While doing some optimization tests, I decided to do a comparison of two Python profilers: Yappi and cProfile. I did so with the following python script:
import yappi
import cProfile
import string
import random
def setup():
strlist = []
for i in range(1000000):
strlist.append(''.join(random.choices(string.ascii_lowercase, k=10)))
return strlist
def execute(strlist):
new_strlist = []
for i in strlist:
new_strlist.append(i.upper())
return new_strlist
def main():
execute(setup())
yappi.set_clock_type("cpu")
yappi.start()
main()
yappi.stop()
yappi.get_func_stats().print_all()
yappi.get_thread_stats().print_all()
cProfile.run("main()")
I didn't expect them to be the same, as Yappi was measuring CPU instead of wall time, but Yappi suddenly started causing horrible slowdown. To demonstrate, here's the output of the code above:
Clock type: CPU
Ordered by: totaltime, desc
name ncall tsub ttot tavg
..p_optimization_baseline.py:20 main 1 0.042419 48.78300 48.78300
..p_optimization_baseline.py:7 setup 1 4.765043 43.22398 43.22398
..on3.8/random.py:386 Random.choices 100.. 4.687804 35.68567 0.000036
..python3.8/random.py:399 <listcomp> 100.. 16.40414 29.65616 0.000030
..ptimization_baseline.py:14 execute 1 2.818642 5.516596 5.516596
name id tid ttot scnt
_MainThread 0 140527431976768 **48.78303** 1
17000006 function calls in **4.693 seconds**
Ordered by: standard name
ncalls tottime percall cumtime percall filename:lineno(function)

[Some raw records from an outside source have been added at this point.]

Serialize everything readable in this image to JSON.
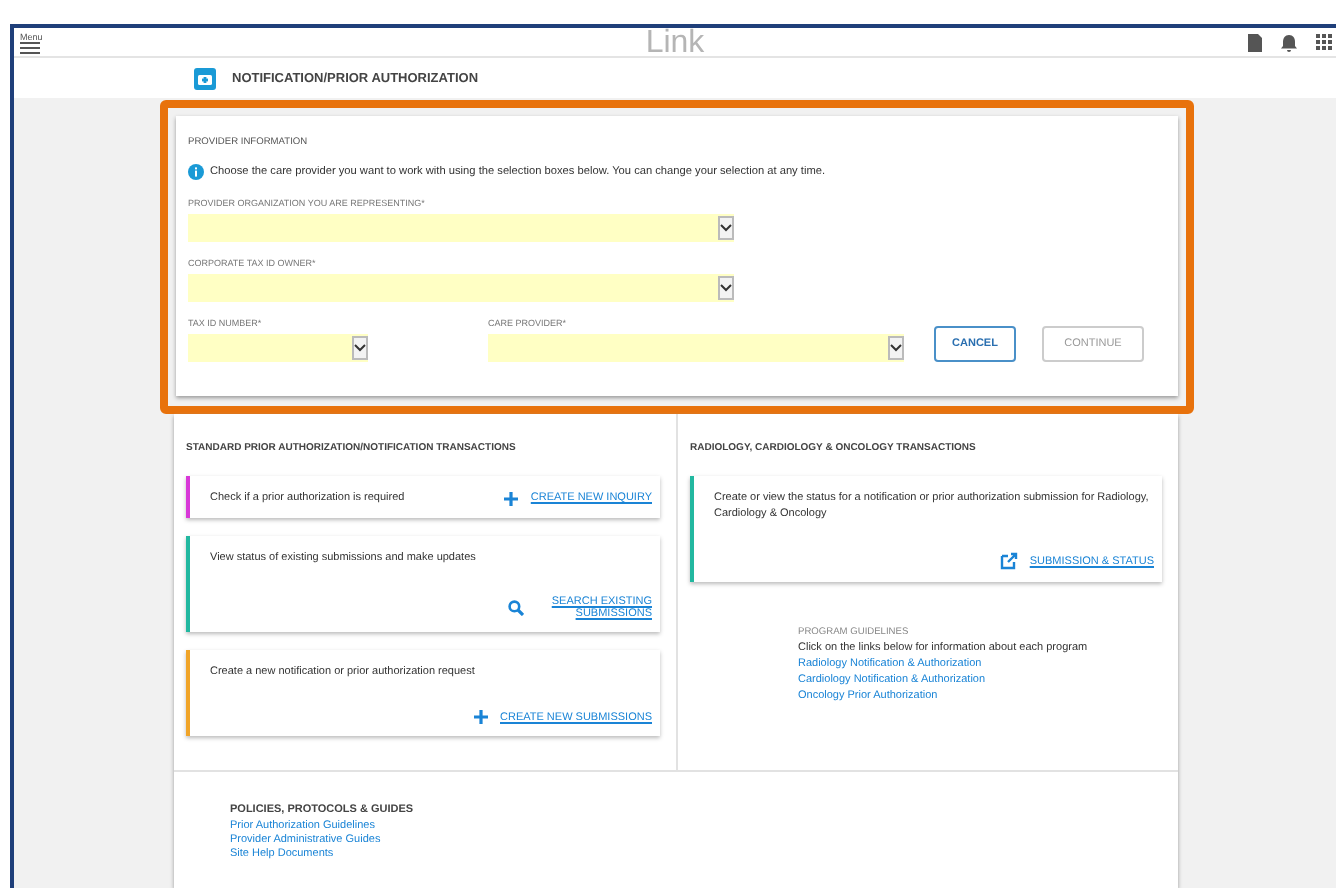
{
  "header": {
    "menu_label": "Menu",
    "logo": "Link"
  },
  "page_title": "NOTIFICATION/PRIOR AUTHORIZATION",
  "provider_information": {
    "heading": "PROVIDER INFORMATION",
    "info": "Choose the care provider you want to work with using the selection boxes below. You can change your selection at any time.",
    "fields": [
      {
        "kind": "wide",
        "label": "PROVIDER ORGANIZATION YOU ARE REPRESENTING*"
      },
      {
        "kind": "wide",
        "label": "CORPORATE TAX ID OWNER*"
      },
      {
        "kind": "small",
        "label": "TAX ID NUMBER*"
      },
      {
        "kind": "medium",
        "label": "CARE PROVIDER*"
      }
    ],
    "buttons": [
      {
        "label": "CANCEL",
        "disabled": false
      },
      {
        "label": "CONTINUE",
        "disabled": true
      }
    ]
  },
  "standard": {
    "heading": "STANDARD PRIOR AUTHORIZATION/NOTIFICATION TRANSACTIONS",
    "cards": [
      {
        "kind": "inquiry",
        "text": "Check if a prior authorization is required",
        "action": "CREATE NEW INQUIRY",
        "color": "#d838d8"
      },
      {
        "kind": "search",
        "text": "View status of existing submissions and make updates",
        "action": "SEARCH EXISTING SUBMISSIONS",
        "color": "#22b8a0"
      },
      {
        "kind": "create",
        "text": "Create a new notification or prior authorization request",
        "action": "CREATE NEW SUBMISSIONS",
        "color": "#f0a428"
      }
    ]
  },
  "specialty": {
    "heading": "RADIOLOGY, CARDIOLOGY & ONCOLOGY TRANSACTIONS",
    "card": {
      "text": "Create or view the status for a notification or prior authorization submission for Radiology, Cardiology & Oncology",
      "action": "SUBMISSION & STATUS",
      "color": "#22b8a0"
    },
    "guidelines": {
      "heading": "PROGRAM GUIDELINES",
      "text": "Click on the links below for information about each program",
      "links": [
        "Radiology Notification & Authorization",
        "Cardiology Notification & Authorization",
        "Oncology Prior Authorization"
      ]
    }
  },
  "policies": {
    "heading": "POLICIES, PROTOCOLS & GUIDES",
    "links": [
      "Prior Authorization Guidelines",
      "Provider Administrative Guides",
      "Site Help Documents"
    ]
  }
}
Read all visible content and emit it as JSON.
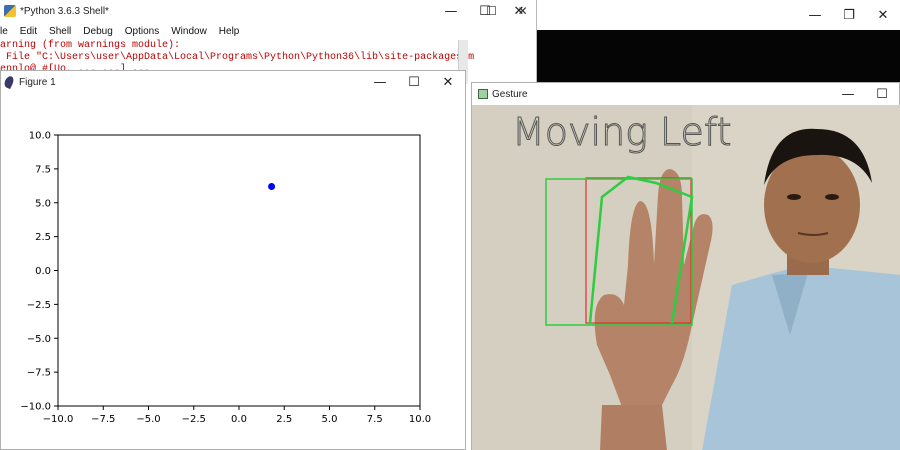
{
  "background_window": {
    "controls": [
      "—",
      "❐",
      "✕"
    ]
  },
  "shell": {
    "title": "*Python 3.6.3 Shell*",
    "controls": [
      "—",
      "☐",
      "✕"
    ],
    "menu": [
      "le",
      "Edit",
      "Shell",
      "Debug",
      "Options",
      "Window",
      "Help"
    ],
    "lines": [
      "arning (from warnings module):",
      " File \"C:\\Users\\user\\AppData\\Local\\Programs\\Python\\Python36\\lib\\site-packages\\m",
      "ennlo@ #[Uo, ... ...] ..."
    ]
  },
  "second_window": {
    "controls": [
      "☐",
      "✕"
    ]
  },
  "figure": {
    "title": "Figure 1",
    "controls": [
      "—",
      "☐",
      "✕"
    ]
  },
  "gesture": {
    "title": "Gesture",
    "controls": [
      "—",
      "☐"
    ],
    "overlay_text": "Moving Left"
  },
  "chart_data": {
    "type": "scatter",
    "title": "",
    "xlabel": "",
    "ylabel": "",
    "xlim": [
      -10.0,
      10.0
    ],
    "ylim": [
      -10.0,
      10.0
    ],
    "xticks": [
      "−10.0",
      "−7.5",
      "−5.0",
      "−2.5",
      "0.0",
      "2.5",
      "5.0",
      "7.5",
      "10.0"
    ],
    "yticks": [
      "10.0",
      "7.5",
      "5.0",
      "2.5",
      "0.0",
      "−2.5",
      "−5.0",
      "−7.5",
      "−10.0"
    ],
    "tick_values": [
      -10,
      -7.5,
      -5,
      -2.5,
      0,
      2.5,
      5,
      7.5,
      10
    ],
    "grid": false,
    "points": [
      {
        "x": 1.8,
        "y": 6.2
      }
    ],
    "point_color": "#0000ff"
  },
  "colors": {
    "shell_text": "#c00000",
    "hull_green": "#2ecc40",
    "rect_red": "#e03030"
  }
}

1 0.000 0.000 4.693 4.693 <string>:1(<module>)
1 0.182 0.182 0.342 0.342 loop_optimization_baseline.py:14(execute)
1 0.036 0.036 4.693 4.693 loop_optimization_baseline.py:20(main)
1 0.751 0.751 4.315 4.315 loop_optimization_baseline.py:7(setup)
1000000 0.674 0.000 3.332 0.000 random.py:386(choices)
1000000 1.968 0.000 2.580 0.000 random.py:399(<listcomp>)
1 0.000 0.000 4.693 4.693 {built-in method builtins.exec}
1000000 0.078 0.000 0.078 0.000 {built-in method builtins.len}
2000000 0.128 0.000 0.128 0.000 {method 'append' of 'list' objects}
1 0.000 0.000 0.000 0.000 {method 'disable' of '_lsprof.Profiler' objects}
1000000 0.159 0.000 0.159 0.000 {method 'join' of 'str' objects}
10000000 0.612 0.000 0.612 0.000 {method 'random' of '_random.Random' objects}
1000000 0.106 0.000 0.106 0.000 {method 'upper' of 'str' objects}
And yes, it really was taking about 50 seconds IRL. When I set Yappi back to wall time, it started taking about 9 seconds instead. What is happening?
I am using Ubuntu 20.04, Python 3.8, and PyCharm Community Edition 2023.2.2. Yappi was installed through PyCharm's packages manager and is version 1.4.0, which is the latest.